Tourism has become increasingly important to Liverpool and the South Shore region in recent decades, particularly as tourists travel the "Lighthouse Route" (a scenic drive between Halifax and Yarmouth). Liverpool has a large number of museums for a small community. They include the Queens County Museum and the adjacent Perkins House the 1766 built residence of Simeon Perkins and now part of the Nova Scotia Museum system. Perkins house was closed to the public in 2015 after the province, citing shifting floor beams deemed the building a safety hazard and that the provincial budget cannot afford the cost of repairs. It reopened in 2021 after the repairs were eventually completed.

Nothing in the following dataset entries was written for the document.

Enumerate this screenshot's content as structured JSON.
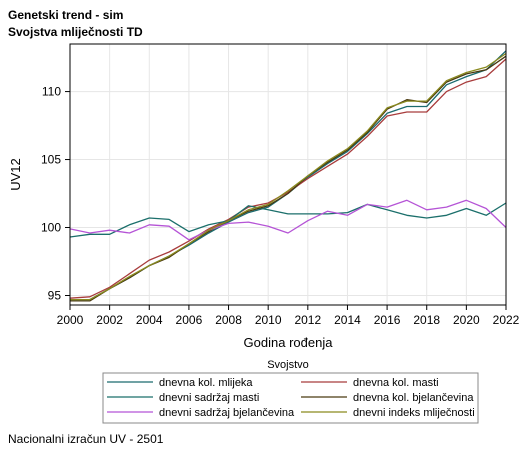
{
  "header": {
    "title_line1": "Genetski trend - sim",
    "title_line2": "Svojstva mliječnosti TD"
  },
  "footnote": "Nacionalni izračun UV - 2501",
  "chart_data": {
    "type": "line",
    "xlabel": "Godina rođenja",
    "ylabel": "UV12",
    "xlim": [
      2000,
      2022
    ],
    "ylim": [
      94.3,
      113.5
    ],
    "xticks": [
      2000,
      2002,
      2004,
      2006,
      2008,
      2010,
      2012,
      2014,
      2016,
      2018,
      2020,
      2022
    ],
    "yticks": [
      95,
      100,
      105,
      110
    ],
    "grid": true,
    "legend_title": "Svojstvo",
    "legend_position": "bottom",
    "x": [
      2000,
      2001,
      2002,
      2003,
      2004,
      2005,
      2006,
      2007,
      2008,
      2009,
      2010,
      2011,
      2012,
      2013,
      2014,
      2015,
      2016,
      2017,
      2018,
      2019,
      2020,
      2021,
      2022
    ],
    "series": [
      {
        "name": "dnevna kol. mlijeka",
        "color": "#1a6a6e",
        "values": [
          94.7,
          94.7,
          95.5,
          96.3,
          97.2,
          97.9,
          98.7,
          99.6,
          100.4,
          101.1,
          101.5,
          102.5,
          103.7,
          104.7,
          105.6,
          106.9,
          108.4,
          108.9,
          108.9,
          110.5,
          111.1,
          111.6,
          113.0
        ]
      },
      {
        "name": "dnevna kol. masti",
        "color": "#a83c3c",
        "values": [
          94.8,
          94.9,
          95.6,
          96.6,
          97.6,
          98.2,
          99.0,
          99.9,
          100.6,
          101.5,
          101.8,
          102.6,
          103.6,
          104.5,
          105.4,
          106.7,
          108.2,
          108.5,
          108.5,
          110.0,
          110.7,
          111.1,
          112.4
        ]
      },
      {
        "name": "dnevni sadržaj masti",
        "color": "#1b6f6b",
        "values": [
          99.3,
          99.5,
          99.5,
          100.2,
          100.7,
          100.6,
          99.7,
          100.2,
          100.5,
          101.6,
          101.3,
          101.0,
          101.0,
          101.0,
          101.1,
          101.7,
          101.3,
          100.9,
          100.7,
          100.9,
          101.4,
          100.9,
          101.8
        ]
      },
      {
        "name": "dnevna kol. bjelančevina",
        "color": "#4a3a10",
        "values": [
          94.6,
          94.6,
          95.5,
          96.3,
          97.2,
          97.8,
          98.8,
          99.7,
          100.5,
          101.2,
          101.6,
          102.5,
          103.8,
          104.8,
          105.7,
          107.0,
          108.7,
          109.4,
          109.2,
          110.7,
          111.3,
          111.6,
          112.6
        ]
      },
      {
        "name": "dnevni sadržaj bjelančevina",
        "color": "#b554d6",
        "values": [
          99.9,
          99.6,
          99.8,
          99.6,
          100.2,
          100.1,
          99.1,
          99.8,
          100.3,
          100.4,
          100.1,
          99.6,
          100.5,
          101.2,
          100.9,
          101.7,
          101.5,
          102.0,
          101.3,
          101.5,
          102.0,
          101.4,
          100.0
        ]
      },
      {
        "name": "dnevni indeks mliječnosti",
        "color": "#8a8a1e",
        "values": [
          94.7,
          94.7,
          95.5,
          96.4,
          97.2,
          97.9,
          98.8,
          99.8,
          100.5,
          101.3,
          101.7,
          102.7,
          103.8,
          104.9,
          105.8,
          107.1,
          108.8,
          109.3,
          109.3,
          110.8,
          111.4,
          111.8,
          112.8
        ]
      }
    ]
  }
}
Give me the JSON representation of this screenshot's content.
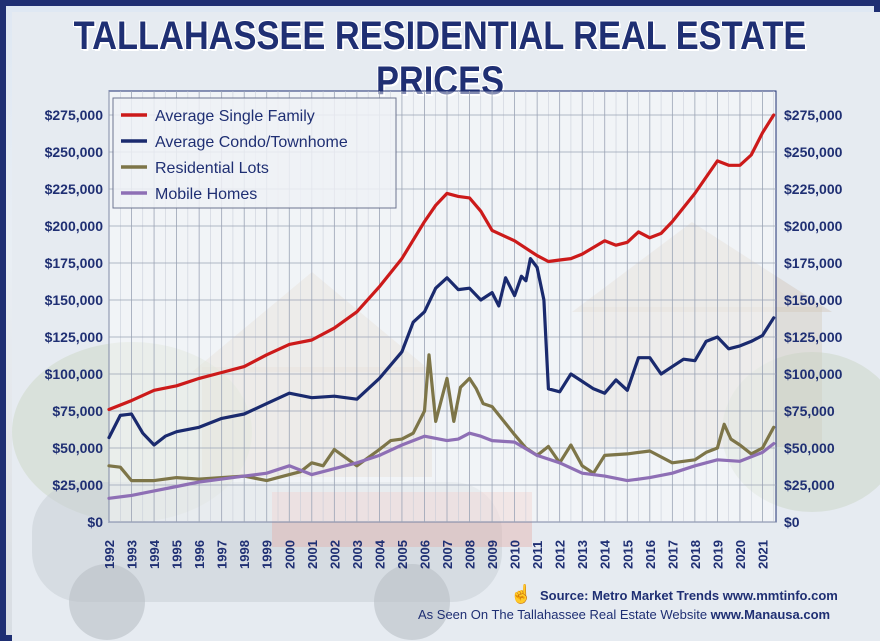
{
  "chart_data": {
    "type": "line",
    "title": "TALLAHASSEE RESIDENTIAL REAL ESTATE PRICES",
    "x_tick_labels": [
      "1992",
      "1993",
      "1994",
      "1995",
      "1996",
      "1997",
      "1998",
      "1999",
      "2000",
      "2001",
      "2002",
      "2003",
      "2004",
      "2005",
      "2006",
      "2007",
      "2008",
      "2009",
      "2010",
      "2011",
      "2012",
      "2013",
      "2014",
      "2015",
      "2016",
      "2017",
      "2018",
      "2019",
      "2020",
      "2021"
    ],
    "xlim": [
      1992,
      2021.6
    ],
    "ylim": [
      0,
      275000
    ],
    "y_ticks": [
      0,
      25000,
      50000,
      75000,
      100000,
      125000,
      150000,
      175000,
      200000,
      225000,
      250000,
      275000
    ],
    "y_tick_labels": [
      "$0",
      "$25,000",
      "$50,000",
      "$75,000",
      "$100,000",
      "$125,000",
      "$150,000",
      "$175,000",
      "$200,000",
      "$225,000",
      "$250,000",
      "$275,000"
    ],
    "grid": true,
    "legend_position": "top-left",
    "series": [
      {
        "name": "Average Single Family",
        "color": "#cc1a1a",
        "x": [
          1992,
          1993,
          1994,
          1995,
          1996,
          1997,
          1998,
          1999,
          2000,
          2001,
          2002,
          2003,
          2004,
          2005,
          2006,
          2006.5,
          2007,
          2007.5,
          2008,
          2008.5,
          2009,
          2010,
          2011,
          2011.5,
          2012,
          2012.5,
          2013,
          2014,
          2014.5,
          2015,
          2015.5,
          2016,
          2016.5,
          2017,
          2018,
          2019,
          2019.5,
          2020,
          2020.5,
          2021,
          2021.5
        ],
        "y": [
          76000,
          82000,
          89000,
          92000,
          97000,
          101000,
          105000,
          113000,
          120000,
          123000,
          131000,
          142000,
          159000,
          178000,
          203000,
          214000,
          222000,
          220000,
          219000,
          210000,
          197000,
          190000,
          180000,
          176000,
          177000,
          178000,
          181000,
          190000,
          187000,
          189000,
          196000,
          192000,
          195000,
          203000,
          222000,
          244000,
          241000,
          241000,
          248000,
          263000,
          275000
        ]
      },
      {
        "name": "Average Condo/Townhome",
        "color": "#1a2a6e",
        "x": [
          1992,
          1992.5,
          1993,
          1993.5,
          1994,
          1994.5,
          1995,
          1996,
          1997,
          1998,
          1999,
          2000,
          2001,
          2002,
          2003,
          2004,
          2005,
          2005.5,
          2006,
          2006.5,
          2007,
          2007.5,
          2008,
          2008.5,
          2009,
          2009.3,
          2009.6,
          2010,
          2010.3,
          2010.5,
          2010.7,
          2011,
          2011.3,
          2011.5,
          2012,
          2012.5,
          2013,
          2013.5,
          2014,
          2014.5,
          2015,
          2015.5,
          2016,
          2016.5,
          2017,
          2017.5,
          2018,
          2018.5,
          2019,
          2019.5,
          2020,
          2020.5,
          2021,
          2021.5
        ],
        "y": [
          57000,
          72000,
          73000,
          60000,
          52000,
          58000,
          61000,
          64000,
          70000,
          73000,
          80000,
          87000,
          84000,
          85000,
          83000,
          97000,
          115000,
          135000,
          142000,
          158000,
          165000,
          157000,
          158000,
          150000,
          155000,
          146000,
          165000,
          153000,
          166000,
          163000,
          178000,
          172000,
          150000,
          90000,
          88000,
          100000,
          95000,
          90000,
          87000,
          96000,
          89000,
          111000,
          111000,
          100000,
          105000,
          110000,
          109000,
          122000,
          125000,
          117000,
          119000,
          122000,
          126000,
          138000
        ]
      },
      {
        "name": "Residential Lots",
        "color": "#7d7548",
        "x": [
          1992,
          1992.5,
          1993,
          1994,
          1995,
          1996,
          1997,
          1998,
          1999,
          2000,
          2000.5,
          2001,
          2001.5,
          2002,
          2003,
          2004,
          2004.5,
          2005,
          2005.5,
          2006,
          2006.2,
          2006.5,
          2007,
          2007.3,
          2007.6,
          2008,
          2008.3,
          2008.6,
          2009,
          2010,
          2010.5,
          2011,
          2011.5,
          2012,
          2012.5,
          2013,
          2013.5,
          2014,
          2015,
          2016,
          2017,
          2018,
          2018.5,
          2019,
          2019.3,
          2019.6,
          2020,
          2020.5,
          2021,
          2021.5
        ],
        "y": [
          38000,
          37000,
          28000,
          28000,
          30000,
          29000,
          30000,
          31000,
          28000,
          32000,
          34000,
          40000,
          38000,
          49000,
          38000,
          49000,
          55000,
          56000,
          60000,
          75000,
          113000,
          68000,
          97000,
          68000,
          91000,
          97000,
          90000,
          80000,
          78000,
          59000,
          50000,
          45000,
          51000,
          40000,
          52000,
          38000,
          33000,
          45000,
          46000,
          48000,
          40000,
          42000,
          47000,
          50000,
          66000,
          56000,
          52000,
          46000,
          50000,
          64000
        ]
      },
      {
        "name": "Mobile Homes",
        "color": "#8e6fb5",
        "x": [
          1992,
          1993,
          1994,
          1995,
          1996,
          1997,
          1998,
          1999,
          2000,
          2001,
          2002,
          2003,
          2004,
          2005,
          2006,
          2007,
          2007.5,
          2008,
          2008.5,
          2009,
          2010,
          2011,
          2012,
          2013,
          2014,
          2015,
          2016,
          2017,
          2018,
          2019,
          2020,
          2021,
          2021.5
        ],
        "y": [
          16000,
          18000,
          21000,
          24000,
          27000,
          29000,
          31000,
          33000,
          38000,
          32000,
          36000,
          40000,
          45000,
          52000,
          58000,
          55000,
          56000,
          60000,
          58000,
          55000,
          54000,
          45000,
          40000,
          33000,
          31000,
          28000,
          30000,
          33000,
          38000,
          42000,
          41000,
          47000,
          53000
        ]
      }
    ]
  },
  "footer": {
    "source_line": "Source:  Metro Market Trends  www.mmtinfo.com",
    "seen_prefix": "As Seen On The Tallahassee Real Estate Website  ",
    "seen_url": "www.Manausa.com"
  }
}
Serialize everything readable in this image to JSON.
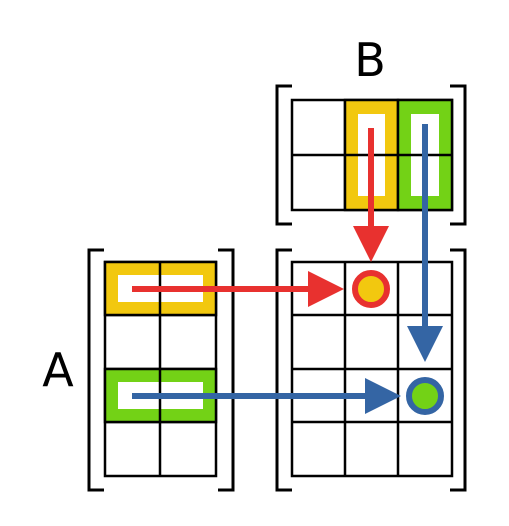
{
  "labels": {
    "matrix_a": "A",
    "matrix_b": "B"
  },
  "matrix_a": {
    "rows": 4,
    "cols": 2,
    "highlight_rows": [
      0,
      2
    ]
  },
  "matrix_b": {
    "rows": 2,
    "cols": 3,
    "highlight_cols": [
      1,
      2
    ]
  },
  "matrix_c": {
    "rows": 4,
    "cols": 3,
    "result_cells": [
      [
        0,
        1
      ],
      [
        2,
        2
      ]
    ]
  },
  "colors": {
    "yellow": "#f2c80f",
    "green": "#73d216",
    "red": "#e8312f",
    "blue": "#3465a4",
    "grid": "#000000"
  }
}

Other museums include the Museum of Justice located in the former courthouse, the Hank Snow Home Town Museum located in the former Liverpool train station, and two private museums run by Nova Scotian photographer Sherman Hines. Facing Liverpool Harbour is the Fort Point Lighthouse, the third oldest lighthouse in Nova Scotia which contains a lighthouse museum and is surrounded by a public park. In late June of each year, history comes alive in Liverpool during "Privateer Days" when over a long weekend members of the community conduct a parade, provide various entertainment venues, re-enact a Loyalist military and privateer encampment, shoot fireworks, and conduct guided graveyard tours. Liverpool has also become a summer break destination for residents of Halifax due to its warm weather and nearby sandy beaches. Beach Meadows is a 1 km long beach to the east of Liverpool.

== Notable residents ==

- Simeon Perkins (1735–1812), militia leader, judge, merchant, diarist and politician
- Hank Snow (1914–1999), Canadian-American country music artist
- Thomas Head Raddall (1903–1994), author
- Bruce Palmer (1946–2004), musician, bassist, and founding member of country-rock band Buffalo Springfield
- Hal Willis (born 1946), retired ice hockey defenceman
- Walter Vail (1852–1906), born in Liverpool, businessman
- Martin Long (born 1977), born in Liverpool, Alberta politician.